Говорит, что КГБ статья не нужна. Они и так все знают. Но функции Комитета ограничены. Известна, например, его традиционная вражда с милицией, но сферы поделены и всесильный КГБ не имеет права вмешиваться в дела милиции. КГБ со времен Дзержинского — вооруженный отряд партии, он охраняет интересы и политику партии, какая бы она ни была. Но сам не формирует политики. Это дело ЦК.
Ох уж эта специализация! С одной стороны, каждая кухарка должна управлять государством, с другой — могучий Комитет отстраняется от управления. Сажать — пожалуйста, а как сделать, чтобы меньше было жертв негодной политики — не его забота. Да, пожалуй, невыгодно: сократиться преступность — сократятся штаты Комитета.
Ведь и тут «от достигнутого». По закону наблюдательного Паркинсона смысл жизни каждого бюрократического ведомства в расширении.
А как карательным органам расширяться без преступников? Не было бы их, так выдумали бы. Да что там — вовсю выдумывают! Надо же антисоветскому Управлению чем-то заполнять отчетность, да так, чтобы объем работы все рос, а сотрудников хронически не хватало — как иначе расшириться? Когда им надо — все могут, ничто не останавливает, когда не надо — вмиг специализация, бюрократические препоны. А как же интересы государства? На это ЦК, а мы лишь вооруженный отряд партии. Значит, вывеска на фасаде Лубянки фальшивая. Это Комитет не государственной, а Комитет партийной безопасности. Так он и должен называться — КПБ. Синоним и олицетворение коммунистической партии большевиков.
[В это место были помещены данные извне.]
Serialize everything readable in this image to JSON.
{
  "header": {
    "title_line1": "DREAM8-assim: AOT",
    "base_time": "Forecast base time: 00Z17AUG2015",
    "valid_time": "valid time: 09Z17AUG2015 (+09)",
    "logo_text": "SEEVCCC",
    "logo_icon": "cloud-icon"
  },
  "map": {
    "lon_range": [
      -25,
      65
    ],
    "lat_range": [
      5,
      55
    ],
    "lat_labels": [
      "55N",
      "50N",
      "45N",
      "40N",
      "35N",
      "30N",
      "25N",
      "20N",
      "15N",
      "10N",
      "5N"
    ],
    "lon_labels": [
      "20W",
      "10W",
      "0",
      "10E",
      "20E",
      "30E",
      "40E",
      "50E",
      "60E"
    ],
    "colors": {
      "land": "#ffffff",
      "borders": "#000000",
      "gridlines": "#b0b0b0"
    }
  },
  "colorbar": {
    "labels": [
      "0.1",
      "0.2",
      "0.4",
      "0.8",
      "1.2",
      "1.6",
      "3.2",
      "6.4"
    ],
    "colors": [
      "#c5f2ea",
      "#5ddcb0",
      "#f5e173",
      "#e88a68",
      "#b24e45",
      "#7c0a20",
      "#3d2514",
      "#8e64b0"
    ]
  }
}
Что же делать со статьей? Оставлять рискованно, КГБ она не нужна. Отдам-ка следователю, так и так к нему попадет. Лучше сам. Ведь по его заказу, для него, собственно, написана — пригодится на лекциях. Если он действительно озабочен причинами преступности, если искренне интересуется моим мнением, то ему это надо.
Следователь появился лишь в декабре. Когда я напомнил о нашей беседе и предложил принести рукопись, он поморщился, припоминая: «О чем там?» Я сказал. «Это не ново. Несите, если хотите».
Навязываться я не хотел. Очевидно, в вопросах ко мне его интересовала не сама проблема, а мое отношение к ней, точка зрения. Он изучал меня, а не проблему. К концу следствия он решил, что меня уже знает достаточно, и больше его ничего не интересовало. Он закрывал дело, а я лез в какие-то споры, это было уже некстати. Потом, после суда, один добрый сокамерник посоветовал избавиться от рукописи.
Удалось пронести адвокату. Черновик и все остальные бумаги, записи, как и следовало ожидать, потом исчезли.
Много было всяких бесед с разным начальством, но как и рукопись «173 свидетельства», никто не обсуждал написанное мною в тюрьмах и на зоне. Были реплики, угрозы, из которых явствовало, что бумаги у них, но по существу никто не говорил и не спорил. Они не затевали обсуждения, может быть, не желая признавать воровства бумаг, но я думаю, что им это было просто неинтересно. Ты — зэк, преступник и твое преступное мнение они не берут всерьез. Карать или не карать — к этому сводится отношение к написанному. Нового дела мне не пришили, отпустили по концу срока. И на том спасибо. Дроздов был прав: твои знания, твоя боль, твое мнение — им это не нужно. Общественные, государственные проблемы решаются далеко наверху, оттуда виднее, а люди в погонах всего лишь исполнители. Они не лезут в политику. Они, имеющие определенную власть, считающие себя образованными и неглупыми, не трогают то, что может обжечь, а ты — никто, изолированное, подневольное существо, и без того горишь синим пламенем и еще лезешь туда, куда даже им недоступно. Кто ж тебя будет слушать? Твоя писанина только раздражает, настораживает и сердит их. Умник, дурак безнадежный — вот ты кто. Там надо было доказывать, а не здесь. За решеткой ты никому ничего не докажешь. Тебя просто не слушают.